BT Openreach announced in 2015 that businesses in the UK wouldn’t be able to purchase ISDN lines from 2020 on, which shows the speed of innovations in cloud communication. Business communication is quickly moving to the cloud. Innovations in cloud communications are on every business owner’s tech watchlist.
To get a clear idea of what to expect from the industry, let us look at the recent history of cloud communications and the trends and technologies evolving in this space.
1. Collaboration Software
Collaboration, the protagonist of business communication, is a major driver of UCaaS solutions.
Cisco and BabbleLabs — Companies are striving for basic but major innovations such as noise reduction in meetings. Cisco acquired BabbleLabs that developed a solution for suppressing noise through creative muting, and promptly applied it to their software and hardware endpoints. It is one of three acquisitions by Cisco Collaboration in 2020.

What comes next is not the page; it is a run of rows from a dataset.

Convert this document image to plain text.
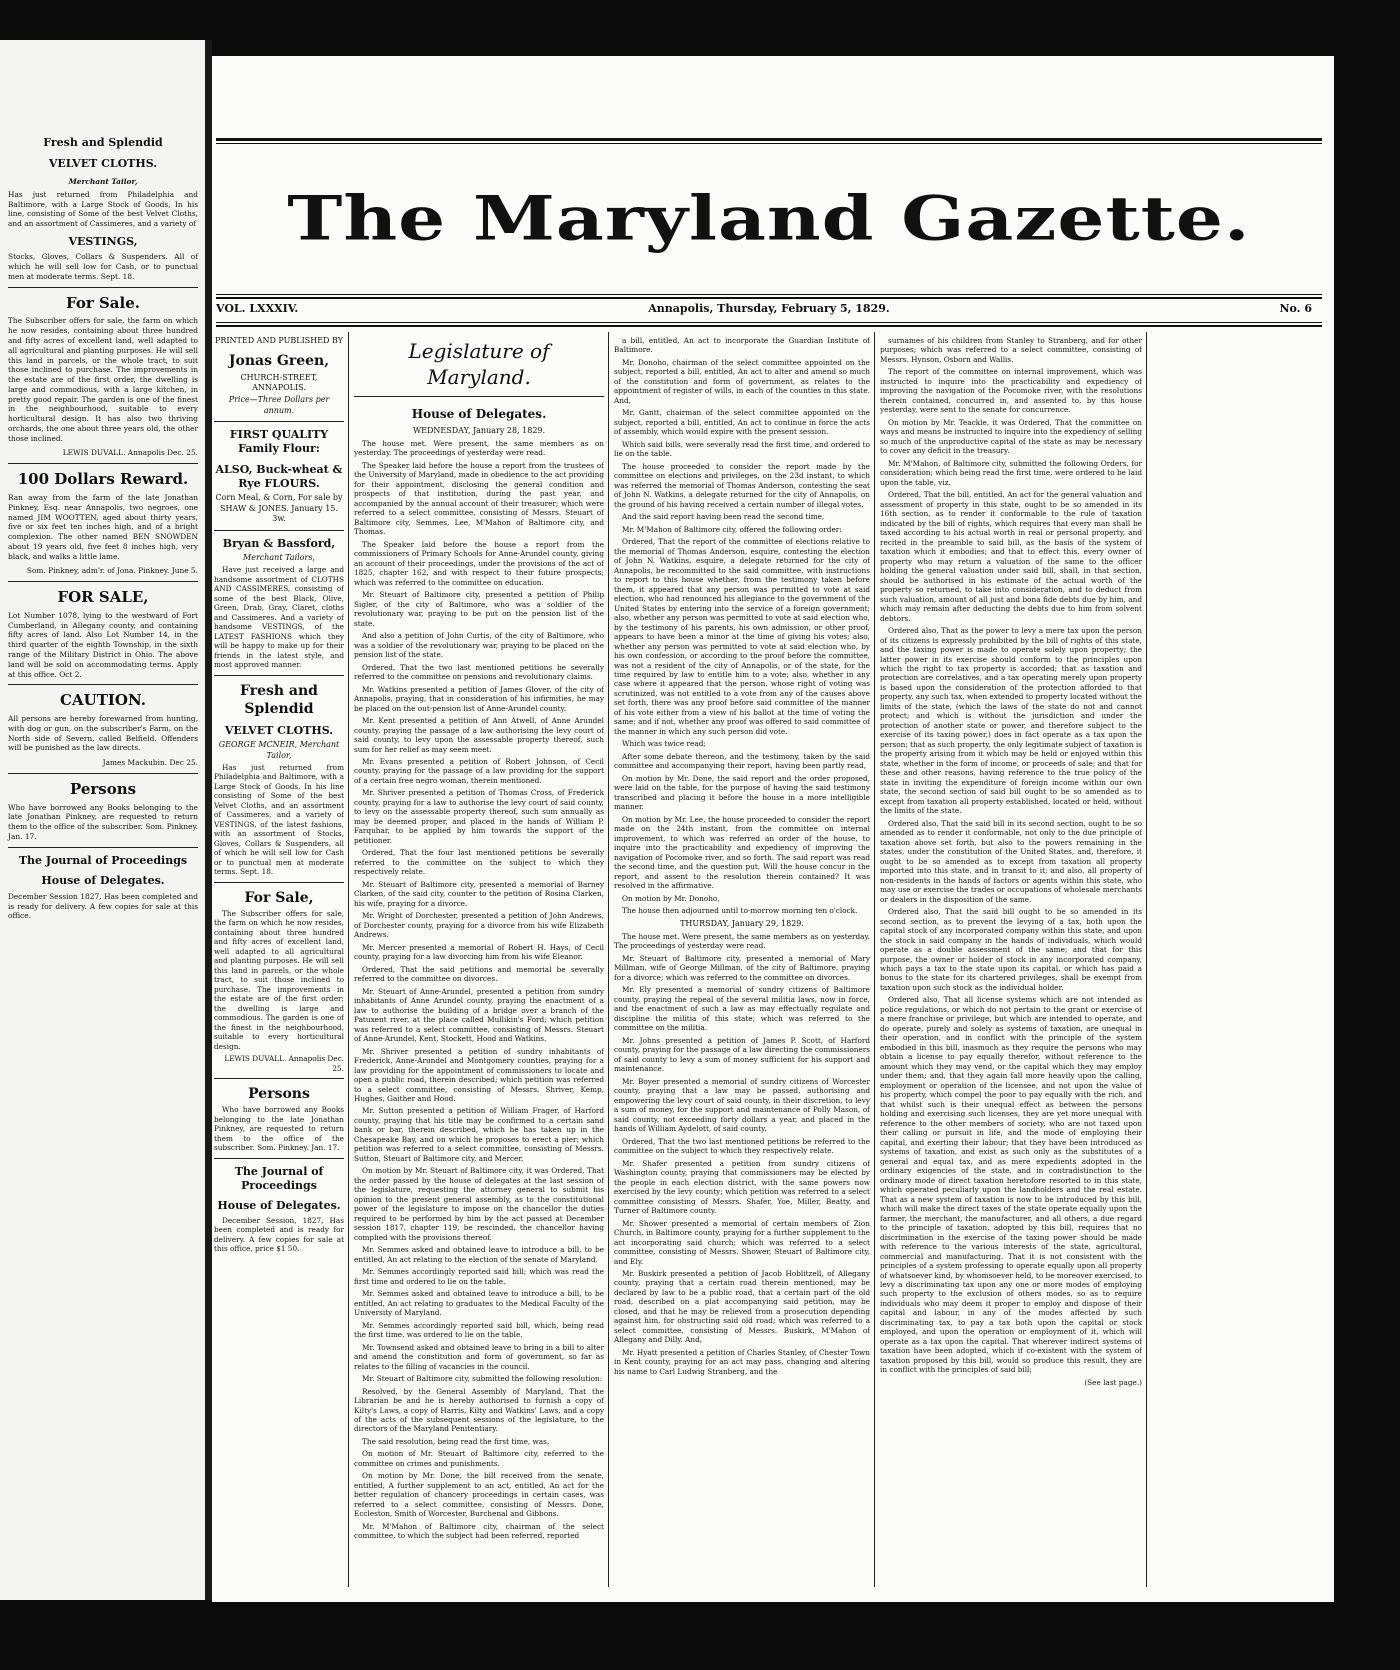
Fresh and Splendid
VELVET CLOTHS.
Merchant Tailor,

Has just returned from Philadelphia and Baltimore, with a Large Stock of Goods, In his line, consisting of Some of the best Velvet Cloths, and an assortment of Cassimeres, and a variety of

VESTINGS,

Stocks, Gloves, Collars & Suspenders. All of which he will sell low for Cash, or to punctual men at moderate terms. Sept. 18.

For Sale.

The Subscriber offers for sale, the farm on which he now resides, containing about three hundred and fifty acres of excellent land, well adapted to all agricultural and planting purposes. He will sell this land in parcels, or the whole tract, to suit those inclined to purchase. The improvements in the estate are of the first order, the dwelling is large and commodious, with a large kitchen, in pretty good repair. The garden is one of the finest in the neighbourhood, suitable to every horticultural design. It has also two thriving orchards, the one about three years old, the other those inclined.

LEWIS DUVALL. Annapolis Dec. 25.

100 Dollars Reward.

Ran away from the farm of the late Jonathan Pinkney, Esq. near Annapolis, two negroes, one named JIM WOOTTEN, aged about thirty years, five or six feet ten inches high, and of a bright complexion. The other named BEN SNOWDEN about 19 years old, five feet 8 inches high, very black, and walks a little lame.

Som. Pinkney, adm'r. of Jona. Pinkney. June 5.

FOR SALE,

Lot Number 1078, lying to the westward of Fort Cumberland, in Allegany county, and containing fifty acres of land. Also Lot Number 14, in the third quarter of the eighth Township, in the sixth range of the Military District in Ohio. The above land will be sold on accommodating terms. Apply at this office. Oct 2.

CAUTION.

All persons are hereby forewarned from hunting, with dog or gun, on the subscriber's Farm, on the North side of Severn, called Belfield. Offenders will be punished as the law directs.

James Mackubin. Dec 25.

Persons

Who have borrowed any Books belonging to the late Jonathan Pinkney, are requested to return them to the office of the subscriber. Som. Pinkney. Jan. 17.

The Journal of Proceedings
House of Delegates.

December Session 1827, Has been completed and is ready for delivery. A few copies for sale at this office.

The Maryland Gazette.
VOL. LXXXIV.	Annapolis, Thursday, February 5, 1829.	No. 6
PRINTED AND PUBLISHED BY
Jonas Green,
CHURCH-STREET, ANNAPOLIS.
Price—Three Dollars per annum.
FIRST QUALITY Family Flour:
ALSO, Buck-wheat & Rye FLOURS.
Corn Meal, & Corn, For sale by SHAW & JONES. January 15. 3w.
Bryan & Bassford,
Merchant Tailors,

Have just received a large and handsome assortment of CLOTHS AND CASSIMERES, consisting of some of the best Black, Olive, Green, Drab, Gray, Claret, cloths and Cassimeres. And a variety of handsome VESTINGS, of the LATEST FASHIONS which they will be happy to make up for their friends in the latest style, and most approved manner.

Fresh and Splendid
VELVET CLOTHS.
GEORGE MCNEIR, Merchant Tailor,

Has just returned from Philadelphia and Baltimore, with a Large Stock of Goods, In his line consisting of Some of the best Velvet Cloths, and an assortment of Cassimeres, and a variety of VESTINGS, of the latest fashions, with an assortment of Stocks, Gloves, Collars & Suspenders, all of which he will sell low for Cash or to punctual men at moderate terms. Sept. 18.

For Sale,

The Subscriber offers for sale, the farm on which he now resides, containing about three hundred and fifty acres of excellent land, well adapted to all agricultural and planting purposes. He will sell this land in parcels, or the whole tract, to suit those inclined to purchase. The improvements in the estate are of the first order; the dwelling is large and commodious. The garden is one of the finest in the neighbourhood, suitable to every horticultural design.

LEWIS DUVALL. Annapolis Dec. 25.

Persons

Who have borrowed any Books belonging to the late Jonathan Pinkney, are requested to return them to the office of the subscriber. Som. Pinkney. Jan. 17.

The Journal of Proceedings
House of Delegates.

December Session, 1827, Has been completed and is ready for delivery. A few copies for sale at this office, price $1 50.

Legislature of Maryland.
House of Delegates.
WEDNESDAY, January 28, 1829.

The house met. Were present, the same members as on yesterday. The proceedings of yesterday were read.

The Speaker laid before the house a report from the trustees of the University of Maryland, made in obedience to the act providing for their appointment, disclosing the general condition and prospects of that institution, during the past year, and accompanied by the annual account of their treasurer; which were referred to a select committee, consisting of Messrs. Steuart of Baltimore city, Semmes, Lee, M'Mahon of Baltimore city, and Thomas.

The Speaker laid before the house a report from the commissioners of Primary Schools for Anne-Arundel county, giving an account of their proceedings, under the provisions of the act of 1825, chapter 162, and with respect to their future prospects; which was referred to the committee on education.

Mr. Steuart of Baltimore city, presented a petition of Philip Sigler, of the city of Baltimore, who was a soldier of the revolutionary war, praying to be put on the pension list of the state.

And also a petition of John Curtis, of the city of Baltimore, who was a soldier of the revolutionary war, praying to be placed on the pension list of the state.

Ordered, That the two last mentioned petitions be severally referred to the committee on pensions and revolutionary claims.

Mr. Watkins presented a petition of James Glover, of the city of Annapolis, praying, that in consideration of his infirmities, he may be placed on the out-pension list of Anne-Arundel county.

Mr. Kent presented a petition of Ann Atwell, of Anne Arundel county, praying the passage of a law authorising the levy court of said county, to levy upon the assessable property thereof, such sum for her relief as may seem meet.

Mr. Evans presented a petition of Robert Johnson, of Cecil county, praying for the passage of a law providing for the support of a certain free negro woman, therein mentioned.

Mr. Shriver presented a petition of Thomas Cross, of Frederick county, praying for a law to authorise the levy court of said county, to levy on the assessable property thereof, such sum annually as may be deemed proper, and placed in the hands of William P. Farquhar, to be applied by him towards the support of the petitioner.

Ordered, That the four last mentioned petitions be severally referred to the committee on the subject to which they respectively relate.

Mr. Steuart of Baltimore city, presented a memorial of Barney Clarken, of the said city, counter to the petition of Rosina Clarken, his wife, praying for a divorce.

Mr. Wright of Dorchester, presented a petition of John Andrews, of Dorchester county, praying for a divorce from his wife Elizabeth Andrews.

Mr. Mercer presented a memorial of Robert H. Hays, of Cecil county, praying for a law divorcing him from his wife Eleanor.

Ordered, That the said petitions and memorial be severally referred to the committee on divorces.

Mr. Steuart of Anne-Arundel, presented a petition from sundry inhabitants of Anne Arundel county, praying the enactment of a law to authorise the building of a bridge over a branch of the Patuxent river, at the place called Mullikin's Ford; which petition was referred to a select committee, consisting of Messrs. Steuart of Anne-Arundel, Kent, Stockett, Hood and Watkins.

Mr. Shriver presented a petition of sundry inhabitants of Frederick, Anne-Arundel and Montgomery counties, praying for a law providing for the appointment of commissioners to locate and open a public road, therein described; which petition was referred to a select committee, consisting of Messrs. Shriver, Kemp, Hughes, Gaither and Hood.

Mr. Sutton presented a petition of William Frager, of Harford county, praying that his title may be confirmed to a certain sand bank or bar, therein described, which he has taken up in the Chesapeake Bay, and on which he proposes to erect a pier; which petition was referred to a select committee, consisting of Messrs. Sutton, Steuart of Baltimore city, and Mercer.

On motion by Mr. Steuart of Baltimore city, it was Ordered, That the order passed by the house of delegates at the last session of the legislature, requesting the attorney general to submit his opinion to the present general assembly, as to the constitutional power of the legislature to impose on the chancellor the duties required to be performed by him by the act passed at December session 1817, chapter 119, be rescinded, the chancellor having complied with the provisions thereof.

Mr. Semmes asked and obtained leave to introduce a bill, to be entitled, An act relating to the election of the senate of Maryland.

Mr. Semmes accordingly reported said bill; which was read the first time and ordered to lie on the table.

Mr. Semmes asked and obtained leave to introduce a bill, to be entitled, An act relating to graduates to the Medical Faculty of the University of Maryland.

Mr. Semmes accordingly reported said bill, which, being read the first time, was ordered to lie on the table.

Mr. Townsend asked and obtained leave to bring in a bill to alter and amend the constitution and form of government, so far as relates to the filling of vacancies in the council.

Mr. Steuart of Baltimore city, submitted the following resolution:

Resolved, by the General Assembly of Maryland, That the Librarian be and he is hereby authorised to furnish a copy of Kilty's Laws, a copy of Harris, Kilty and Watkins' Laws, and a copy of the acts of the subsequent sessions of the legislature, to the directors of the Maryland Penitentiary.

The said resolution, being read the first time, was,

On motion of Mr. Steuart of Baltimore city, referred to the committee on crimes and punishments.

On motion by Mr. Done, the bill received from the senate, entitled, A further supplement to an act, entitled, An act for the better regulation of chancery proceedings in certain cases, was referred to a select committee, consisting of Messrs. Done, Eccleston, Smith of Worcester, Burchenal and Gibbons.

Mr. M'Mahon of Baltimore city, chairman of the select committee, to which the subject had been referred, reported

a bill, entitled, An act to incorporate the Guardian Institute of Baltimore.

Mr. Donoho, chairman of the select committee appointed on the subject, reported a bill, entitled, An act to alter and amend so much of the constitution and form of government, as relates to the appointment of register of wills, in each of the counties in this state. And,

Mr. Gantt, chairman of the select committee appointed on the subject, reported a bill, entitled, An act to continue in force the acts of assembly, which would expire with the present session.

Which said bills, were severally read the first time, and ordered to lie on the table.

The house proceeded to consider the report made by the committee on elections and privileges, on the 23d instant, to which was referred the memorial of Thomas Anderson, contesting the seat of John N. Watkins, a delegate returned for the city of Annapolis, on the ground of his having received a certain number of illegal votes.

And the said report having been read the second time,

Mr. M'Mahon of Baltimore city, offered the following order:

Ordered, That the report of the committee of elections relative to the memorial of Thomas Anderson, esquire, contesting the election of John N. Watkins, esquire, a delegate returned for the city of Annapolis, be recommitted to the said committee, with instructions to report to this house whether, from the testimony taken before them, it appeared that any person was permitted to vote at said election, who had renounced his allegiance to the government of the United States by entering into the service of a foreign government; also, whether any person was permitted to vote at said election who, by the testimony of his parents, his own admission, or other proof, appears to have been a minor at the time of giving his votes; also, whether any person was permitted to vote at said election who, by his own confession, or according to the proof before the committee, was not a resident of the city of Annapolis, or of the state, for the time required by law to entitle him to a vote; also, whether in any case where it appeared that the person, whose right of voting was scrutinized, was not entitled to a vote from any of the causes above set forth, there was any proof before said committee of the manner of his vote either from a view of his ballot at the time of voting the same; and if not, whether any proof was offered to said committee of the manner in which any such person did vote.

Which was twice read;

After some debate thereon, and the testimony, taken by the said committee and accompanying their report, having been partly read,

On motion by Mr. Done, the said report and the order proposed, were laid on the table, for the purpose of having the said testimony transcribed and placing it before the house in a more intelligible manner.

On motion by Mr. Lee, the house proceeded to consider the report made on the 24th instant, from the committee on internal improvement, to which was referred an order of the house, to inquire into the practicability and expediency of improving the navigation of Pocomoke river, and so forth. The said report was read the second time, and the question put, Will the house concur in the report, and assent to the resolution therein contained? It was resolved in the affirmative.

On motion by Mr. Donoho,

The house then adjourned until to-morrow morning ten o'clock.

THURSDAY, January 29, 1829.

The house met. Were present, the same members as on yesterday. The proceedings of yesterday were read.

Mr. Steuart of Baltimore city, presented a memorial of Mary Millman, wife of George Millman, of the city of Baltimore, praying for a divorce; which was referred to the committee on divorces.

Mr. Ely presented a memorial of sundry citizens of Baltimore county, praying the repeal of the several militia laws, now in force, and the enactment of such a law as may effectually regulate and discipline the militia of this state; which was referred to the committee on the militia.

Mr. Johns presented a petition of James P. Scott, of Harford county, praying for the passage of a law directing the commissioners of said county to levy a sum of money sufficient for his support and maintenance.

Mr. Boyer presented a memorial of sundry citizens of Worcester county, praying that a law may be passed, authorising and empowering the levy court of said county, in their discretion, to levy a sum of money, for the support and maintenance of Polly Mason, of said county, not exceeding forty dollars a year, and placed in the hands of William Aydelott, of said county.

Ordered, That the two last mentioned petitions be referred to the committee on the subject to which they respectively relate.

Mr. Shafer presented a petition from sundry citizens of Washington county, praying that commissioners may be elected by the people in each election district, with the same powers now exercised by the levy county; which petition was referred to a select committee consisting of Messrs. Shafer, Yoe, Miller, Beatty, and Turner of Baltimore county.

Mr. Shower presented a memorial of certain members of Zion Church, in Baltimore county, praying for a further supplement to the act incorporating said church; which was referred to a select committee, consisting of Messrs. Shower, Steuart of Baltimore city, and Ely.

Mr. Buskirk presented a petition of Jacob Hoblitzell, of Allegany county, praying that a certain road therein mentioned, may be declared by law to be a public road, that a certain part of the old road, described on a plat accompanying said petition, may be closed, and that he may be relieved from a prosecution depending against him, for obstructing said old road; which was referred to a select committee, consisting of Messrs. Buskirk, M'Mahon of Allegany and Dilly. And,

Mr. Hyatt presented a petition of Charles Stanley, of Chester Town in Kent county, praying for an act may pass, changing and altering his name to Carl Ludwig Stranberg, and the

surnames of his children from Stanley to Stranberg, and for other purposes; which was referred to a select committee, consisting of Messrs. Hynson, Osborn and Wallis.

The report of the committee on internal improvement, which was instructed to inquire into the practicability and expediency of improving the navigation of the Pocomoke river, with the resolutions therein contained, concurred in, and assented to, by this house yesterday, were sent to the senate for concurrence.

On motion by Mr. Teackle, it was Ordered, That the committee on ways and means be instructed to inquire into the expediency of selling so much of the unproductive capital of the state as may be necessary to cover any deficit in the treasury.

Mr. M'Mahon, of Baltimore city, submitted the following Orders, for consideration; which being read the first time, were ordered to be laid upon the table, viz.

Ordered, That the bill, entitled, An act for the general valuation and assessment of property in this state, ought to be so amended in its 16th section, as to render it conformable to the rule of taxation indicated by the bill of rights, which requires that every man shall be taxed according to his actual worth in real or personal property, and recited in the preamble to said bill, as the basis of the system of taxation which it embodies; and that to effect this, every owner of property who may return a valuation of the same to the officer holding the general valuation under said bill, shall, in that section, should be authorised in his estimate of the actual worth of the property so returned, to take into consideration, and to deduct from such valuation, amount of all just and bona fide debts due by him, and which may remain after deducting the debts due to him from solvent debtors.

Ordered also, That as the power to levy a mere tax upon the person of its citizens is expressly prohibited by the bill of rights of this state, and the taxing power is made to operate solely upon property; the latter power in its exercise should conform to the principles upon which the right to tax property is accorded; that as taxation and protection are correlatives, and a tax operating merely upon property is based upon the consideration of the protection afforded to that property, any such tax, when extended to property located without the limits of the state, (which the laws of the state do not and cannot protect; and which is without the jurisdiction and under the protection of another state or power, and therefore subject to the exercise of its taxing power,) does in fact operate as a tax upon the person; that as such property, the only legitimate subject of taxation is the property arising from it which may be held or enjoyed within this state, whether in the form of income, or proceeds of sale; and that for these and other reasons, having reference to the true policy of the state in inviting the expenditure of foreign income within our own state, the second section of said bill ought to be so amended as to except from taxation all property established, located or held, without the limits of the state.

Ordered also, That the said bill in its second section, ought to be so amended as to render it conformable, not only to the due principle of taxation above set forth, but also to the powers remaining in the states, under the constitution of the United States, and, therefore, it ought to be so amended as to except from taxation all property imported into this state, and in transit to it; and also, all property of non-residents in the hands of factors or agents within this state, who may use or exercise the trades or occupations of wholesale merchants or dealers in the disposition of the same.

Ordered also, That the said bill ought to be so amended in its second section, as to prevent the levying of a tax, both upon the capital stock of any incorporated company within this state, and upon the stock in said company in the hands of individuals, which would operate as a double assessment of the same; and that for this purpose, the owner or holder of stock in any incorporated company, which pays a tax to the state upon its capital, or which has paid a bonus to the state for its chartered privileges, shall be exempt from taxation upon such stock as the individual holder.

Ordered also, That all license systems which are not intended as police regulations, or which do not pertain to the grant or exercise of a mere franchise or privilege, but which are intended to operate, and do operate, purely and solely as systems of taxation, are unequal in their operation, and in conflict with the principle of the system embodied in this bill, inasmuch as they require the persons who may obtain a license to pay equally therefor, without reference to the amount which they may vend, or the capital which they may employ under them; and, that they again fall more heavily upon the calling, employment or operation of the licensee, and not upon the value of his property, which compel the poor to pay equally with the rich, and that whilst such is their unequal effect as between the persons holding and exercising such licenses, they are yet more unequal with reference to the other members of society, who are not taxed upon their calling or pursuit in life, and the mode of employing their capital, and exerting their labour; that they have been introduced as systems of taxation, and exist as such only as the substitutes of a general and equal tax, and as mere expedients adopted in the ordinary exigencies of the state, and in contradistinction to the ordinary mode of direct taxation heretofore resorted to in this state, which operated peculiarly upon the landholders and the real estate. That as a new system of taxation is now to be introduced by this bill, which will make the direct taxes of the state operate equally upon the farmer, the merchant, the manufacturer, and all others, a due regard to the principle of taxation, adopted by this bill, requires that no discrimination in the exercise of the taxing power should be made with reference to the various interests of the state, agricultural, commercial and manufacturing. That it is not consistent with the principles of a system professing to operate equally upon all property of whatsoever kind, by whomsoever held, to be moreover exercised, to levy a discriminating tax upon any one or more modes of employing such property to the exclusion of others modes, so as to require individuals who may deem it proper to employ and dispose of their capital and labour, in any of the modes affected by such discriminating tax, to pay a tax both upon the capital or stock employed, and upon the operation or employment of it, which will operate as a tax upon the capital. That wherever indirect systems of taxation have been adopted, which if co-existent with the system of taxation proposed by this bill, would so produce this result, they are in conflict with the principles of said bill;

(See last page.)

Salesforce and Slack — Salesforce, in a surprising move, acquired Slack. After a series of smaller acquisitions, Salesforce dove into collaboration, providing a more robust competitive alternative to Microsoft Teams and dynamics.
2. AI Uptake
Artificial intelligence (AI) has come a long way since experimental chatbots. Communication tech uses AI for different functions such as emotion recognition, speaker identification, and accent detection.
RingCentral and DeepAffects — DeepAffects is a conversational AI provider targeting video meetings and contact center solutions. RingCentral’s product RingCentral video, launched last year, already uses advanced features that will see major upgrades through integration. More interestingly, DeepAffects’ integration with RingCentral’s entire portfolio will be a strong move.
3. Launch of Mainstream 5G
The 5G tech drove two significant acquisitions as comm giants position themselves for the next few years.
Verizon and BlueJeans — Verizon, having acquired OneTalk for voice and now BlueJeans for meetings and events, owns two major providers. It recently launched a new contact center as a service (CCaaS) as well. Looking at this portfolio with wired and wireless services, Verizon is set to be a one-stop communications provider. At the heart of the acquisition, as hinted by the CEO, is 5G.
Microsoft and Metaswitch — Microsoft acquired Metaswitch, a firm offering development and deployment of telecommunications solutions for service providers and large enterprises. Following an earlier acquisition of Affirmed Networks, Microsoft holds a strong position in software-controlled, cloud-delivered, 5G back-end services. 5G preparedness is supposedly the primary motivator behind the acquisition.
4. Working Through a Pandemic
Much of the growth in recent history is informed by the global pandemic, which influenced innovation and business direction in the past years.
Zoom and Keybase — A clear example, Zoom acquired its way through security and encryption in response to widespread security concerns as the platform grew in popularity during lockdowns across many countries globally. The acquisition took less than a few weeks, and Zoom published its architecture for encryption within weeks of the acquisition.
5. SD-WAN Uptake
Five years after the big BT Openreach announcement, SD-WAN is everywhere – with most companies using it in some form. It is an easy upgrade from legacy systems and facilitates commoditized infrastructure, which is cheaper, more accessible, and more advantageous to implement than on-premise, cloud, and hybrid environments.
Through acquisitions and innovations, companies are building their infrastructures to provide competent cloud communication solutions. Further developments through modularization of the communications stack, integration of AI, and the internet of things will usher in a new era of comms.